One variable that significantly correlated with worsening sperm parameters in almost every category was age. This association was expected and is in accordance with the literature. With the SCSA® specifically as well as traditional semen analysis, age has previously been strongly correlated with increased DFI as well as decreased semen volume, decreased motility, and increased density [37]. Another study of over 25,000 males found similar results, with older men having increased %DFI and decreased %HDS (indicating more condensed chromatin) [18]. Our study showed age to be correlated with increased DFI, lower semen volume, and increased sperm count. There was also correlation between age and slightly decreased HDS and decreased motility, but not to a significant level. The final two findings were significant correlation between exposure to heat and lower semen volume and between outdoor occupations and higher sperm motility. Exposure to heat is well known for negative effects on semen analysis parameters. A prior study involved placing a wool sock over bull testes for 48 h and showed a doubling of %DFI with this [38]. The higher sperm motility in those with outdoor occupations was only a few percent higher than among those with indoor occupations and was likely incidental.
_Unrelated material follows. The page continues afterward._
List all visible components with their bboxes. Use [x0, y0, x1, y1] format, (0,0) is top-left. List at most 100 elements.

The implications of lifestyle factors potentially leading to DNA damage in sperm are numerous. Besides impact on fertility, there is also the consideration of possible transgenerational health effects from the damage. Any condition causing oxidative damage in spermatozoa has the potential to transmit damage to the offspring, possibly contributing to neuropsychiatric disorders, cancer, and a number of other potential effects [39]. The majority of de novo mutations in an embryo (around 75%) are known to originate in the paternal germ line [40]. Thus, modifying any lifestyle or environmental factors known to be associated with DNA damage could provide a solution to these concerns. The cessation of smoking in particular has been associated with improved sperm DNA parameters [41]. Abstinence from alcohol has been shown in several case studies to reverse azoospermia [42, 43]. Although this study has not found significant correlation between level of alcohol use and SCSA® parameters, it is worth noting that the average alcohol consumption in the study group was moderate and a study conducted with a larger proportion of chronic heavy drinkers might have revealed worsening SCSA® parameters to accompany the known semen abnormalities that heavy alcohol use is linked with. As both worsening DFI and increased alcohol consumption are associated with worsening IVF outcomes [13, 44], it would be reasonable to recommend at least a reduction if not cessation of alcohol consumption for both members of couples undergoing IVF or intracytoplasmic sperm injection (ICSI).
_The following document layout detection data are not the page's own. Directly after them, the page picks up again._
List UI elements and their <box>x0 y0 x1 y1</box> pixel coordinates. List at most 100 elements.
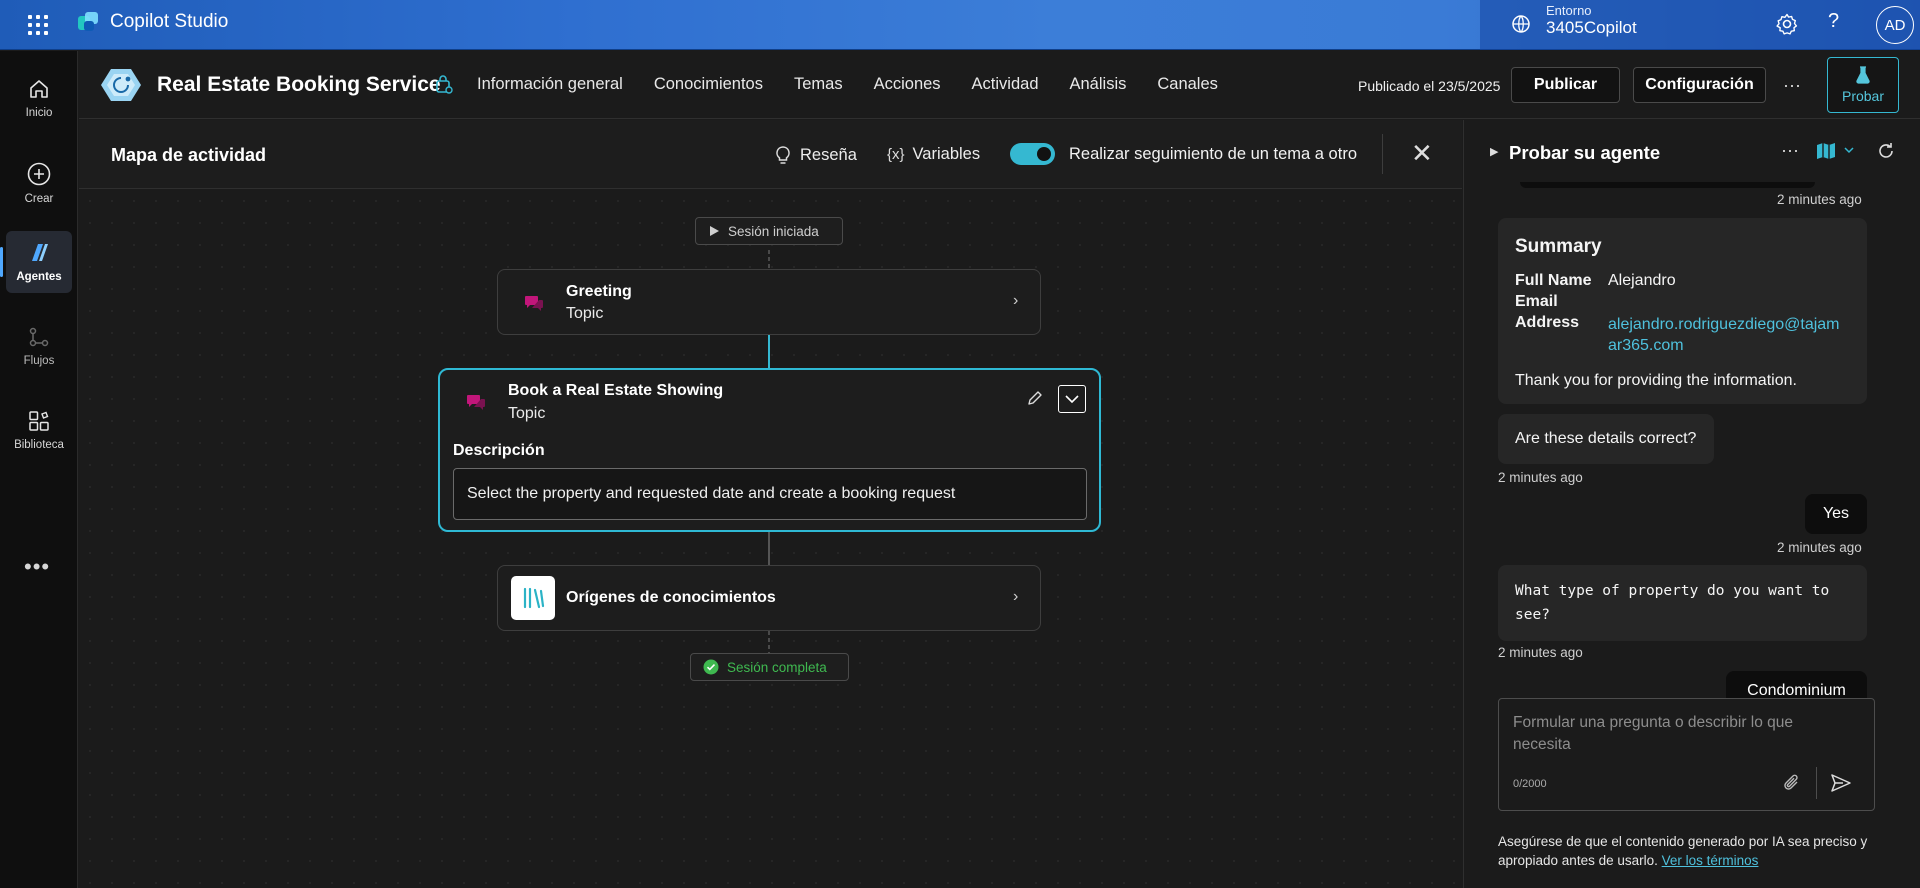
panel-more-options-icon[interactable]: ··· <box>1781 140 1799 161</box>
tab-conocimientos[interactable]: Conocimientos <box>654 75 763 94</box>
rail-item-biblioteca[interactable]: Biblioteca <box>6 399 72 461</box>
email-line-1: alejandro.rodriguezdiego@tajam <box>1608 316 1840 333</box>
play-icon <box>710 226 719 236</box>
library-icon <box>29 411 49 431</box>
attach-paperclip-icon[interactable] <box>1783 774 1801 792</box>
agent-status-icon[interactable] <box>434 75 454 95</box>
tab-analisis[interactable]: Análisis <box>1070 75 1127 94</box>
home-icon <box>30 80 48 98</box>
publish-button[interactable]: Publicar <box>1511 67 1620 103</box>
published-date: Publicado el 23/5/2025 <box>1358 78 1501 94</box>
knowledge-sources-node[interactable]: Orígenes de conocimientos › <box>497 565 1041 631</box>
variables-button[interactable]: {x} Variables <box>887 145 980 164</box>
environment-icon <box>1512 15 1530 33</box>
message-timestamp: 2 minutes ago <box>1498 470 1583 485</box>
review-button[interactable]: Reseña <box>774 145 857 165</box>
email-address-link[interactable]: alejandro.rodriguezdiego@tajam ar365.com <box>1608 314 1840 356</box>
session-started-label: Sesión iniciada <box>728 223 819 239</box>
lightbulb-icon <box>776 146 790 164</box>
expand-caret-icon[interactable]: ▶ <box>1490 145 1498 158</box>
message-timestamp: 2 minutes ago <box>1777 192 1862 207</box>
test-agent-panel: ▶ Probar su agente ··· 2 minutes ago Sum… <box>1463 120 1920 888</box>
previous-user-message <box>1520 182 1815 188</box>
session-started-pill: Sesión iniciada <box>695 217 843 245</box>
rail-item-label: Biblioteca <box>14 439 64 451</box>
email-key: Email <box>1515 293 1558 310</box>
agent-nav-tabs: Información general Conocimientos Temas … <box>477 75 1218 94</box>
session-complete-label: Sesión completa <box>727 659 827 675</box>
session-complete-pill: Sesión completa <box>690 653 849 681</box>
rail-item-agentes[interactable]: Agentes <box>0 231 72 293</box>
collapse-chevron-down-icon[interactable] <box>1058 385 1086 413</box>
refresh-icon[interactable] <box>1876 141 1896 161</box>
rail-item-crear[interactable]: Crear <box>6 152 72 214</box>
close-icon[interactable]: ✕ <box>1411 138 1433 169</box>
left-navigation-rail: Inicio Crear Agentes Flujos Biblioteca •… <box>0 51 78 888</box>
node-subtitle: Topic <box>508 405 546 422</box>
user-avatar[interactable]: AD <box>1876 6 1914 44</box>
test-agent-label: Probar <box>1841 88 1885 104</box>
tab-acciones[interactable]: Acciones <box>874 75 941 94</box>
chevron-right-icon[interactable]: › <box>1013 588 1018 606</box>
review-label: Reseña <box>800 145 857 164</box>
more-options-icon[interactable]: ··· <box>1783 75 1801 96</box>
chevron-down-icon[interactable] <box>1844 147 1854 154</box>
topic-chat-icon <box>525 296 543 311</box>
node-title: Greeting <box>566 283 632 300</box>
knowledge-books-icon <box>511 576 555 620</box>
booking-topic-node[interactable]: Book a Real Estate Showing Topic Descrip… <box>438 368 1101 532</box>
copilot-studio-logo-icon <box>78 12 100 32</box>
message-line: What type of property do you want to <box>1515 583 1830 599</box>
test-panel-header: ▶ Probar su agente ··· <box>1464 120 1920 182</box>
help-icon[interactable]: ? <box>1828 10 1839 33</box>
track-topics-toggle[interactable] <box>1010 143 1055 165</box>
divider <box>1816 767 1817 799</box>
rail-more-icon[interactable]: ••• <box>24 554 50 580</box>
tab-canales[interactable]: Canales <box>1157 75 1218 94</box>
chat-input-placeholder[interactable]: Formular una pregunta o describir lo que… <box>1513 712 1813 756</box>
tab-informacion-general[interactable]: Información general <box>477 75 623 94</box>
rail-item-flujos[interactable]: Flujos <box>6 315 72 377</box>
agent-avatar-icon <box>101 69 141 101</box>
chat-composer[interactable]: Formular una pregunta o describir lo que… <box>1498 698 1875 811</box>
environment-value: 3405Copilot <box>1546 18 1637 37</box>
topic-chat-icon <box>467 395 485 410</box>
rail-item-label: Agentes <box>16 271 62 283</box>
summary-title: Summary <box>1515 236 1602 257</box>
tab-actividad[interactable]: Actividad <box>972 75 1039 94</box>
thanks-text: Thank you for providing the information. <box>1515 372 1797 389</box>
greeting-topic-node[interactable]: Greeting Topic › <box>497 269 1041 335</box>
activity-map-icon[interactable] <box>1816 142 1836 160</box>
agent-header: Real Estate Booking Service Información … <box>79 51 1920 119</box>
activity-map-title: Mapa de actividad <box>111 145 267 165</box>
message-timestamp: 2 minutes ago <box>1777 540 1862 555</box>
user-message: Yes <box>1805 494 1867 534</box>
tab-temas[interactable]: Temas <box>794 75 843 94</box>
flows-icon <box>29 327 49 347</box>
description-label: Descripción <box>453 442 545 459</box>
activity-map-canvas: Sesión iniciada Greeting Topic › Book a … <box>79 190 1462 888</box>
plus-circle-icon <box>27 162 51 186</box>
variables-label: Variables <box>912 145 981 163</box>
send-icon[interactable] <box>1830 773 1852 793</box>
app-launcher-icon[interactable] <box>26 13 50 37</box>
bot-message: What type of property do you want to see… <box>1498 565 1867 641</box>
app-brand[interactable]: Copilot Studio <box>78 11 228 33</box>
activity-map-header: Mapa de actividad Reseña {x} Variables R… <box>79 120 1462 189</box>
configuration-button[interactable]: Configuración <box>1633 67 1766 103</box>
chevron-right-icon[interactable]: › <box>1013 292 1018 310</box>
settings-gear-icon[interactable] <box>1775 12 1799 36</box>
environment-switcher[interactable]: Entorno 3405Copilot ? AD <box>1480 0 1920 50</box>
full-name-value: Alejandro <box>1608 272 1676 289</box>
test-panel-title: Probar su agente <box>1509 142 1661 163</box>
rail-item-label: Inicio <box>25 107 53 119</box>
chat-transcript: 2 minutes ago Summary Full Name Alejandr… <box>1464 182 1920 700</box>
character-counter: 0/2000 <box>1513 778 1547 790</box>
terms-link[interactable]: Ver los términos <box>1662 853 1759 868</box>
test-agent-button[interactable]: Probar <box>1827 57 1899 113</box>
message-timestamp: 2 minutes ago <box>1498 645 1583 660</box>
description-field[interactable]: Select the property and requested date a… <box>453 468 1087 520</box>
app-name: Copilot Studio <box>110 11 229 32</box>
rail-item-inicio[interactable]: Inicio <box>6 67 72 129</box>
edit-pencil-icon[interactable] <box>1026 389 1044 407</box>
This study was limited by small sample size and selection bias as subjects were couples presenting for infertility treatment and were not representative of the population as a whole. There was also the possibility for confounding factors in the analyses. A future study with a larger cohort could control for variables like age, medical diagnoses, obesity, and tobacco use in order to study alcohol use individually. Other possible outcomes to measure in relation to alcohol use include hormone levels, oxidative damage, and antioxidant enzyme activity as well as more tangible outcomes such as rates of viable pregnancies, miscarriage, and livebirths. These outcomes could be measured in addition to the SCSA® parameters to analyze for correlation between the DNA fragmentation studies, hormone levels, oxidative damage, and infertility outcomes.

Conclusions

Overall, while a significant association between alcohol consumption and sperm DNA fragmentation was not found in this study, heavier alcohol use was associated with lower sperm count. Additionally, tobacco use was associated with lower sperm count and lower motility. This research highlights the impact of social habits on sperm DNA structure, an important consideration in couples being evaluated and treated for infertility.